Address
- 201 North 4th Street L'Anse, Baraga County, Michigan, 49946 United States

District information
- Grades: Kindergarten–12
- Superintendent: Christopher M. Davidson
- Schools: 1
- Budget: $9,333,000 2022–2023 expenditures
- NCES District ID: 2600018

Students and staff
- Students: 490 (2024–2025)
- Teachers: 36.64 (on an FTE basis) (2024–2025)
- Staff: 77.1 FTE (2024–2025)
- Student–teacher ratio: 13.37 (2024–2025)
- District mascot: Purple Hornets

Other information
- Website: www.lanseschools.org

= L'Anse Area Schools =

School district in Michigan, United States

L'Anse Area Schools is a public school district in the Upper Peninsula of Michigan. In Baraga County, it serves L'Anse and the townships of Covington and L'Anse.
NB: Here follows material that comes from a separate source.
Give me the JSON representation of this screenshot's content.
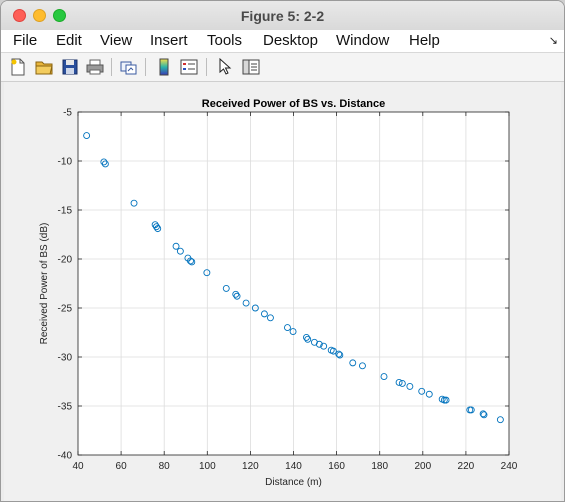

In Houhgton County, it serves Laird Township and part of Duncan Township. In Ontonagon County, it serves part of Bohemia Township.

==History==
The first school in L'Anse was a three-story structure that also served as the courthouse. It was placed in L'Anse in 1858 after being floated across Keweenaw Bay from a copper mine. A dedicated schoolhouse was built in 1872, and a larger school was built in 1881. A new high school was built in 1906.

The first section of the current building was built in 1926 and 1927. An elementary school was added to the campus in 1965, and an industrial arts building in 1974. A large addition connected the schools in 1999.

==Schools==
L'Anse Area Schools operates a single building at 201 North 4th Street, although the elementary and junior/senior high schools are administratively separate, with different principals. The town's public library is also located in the building.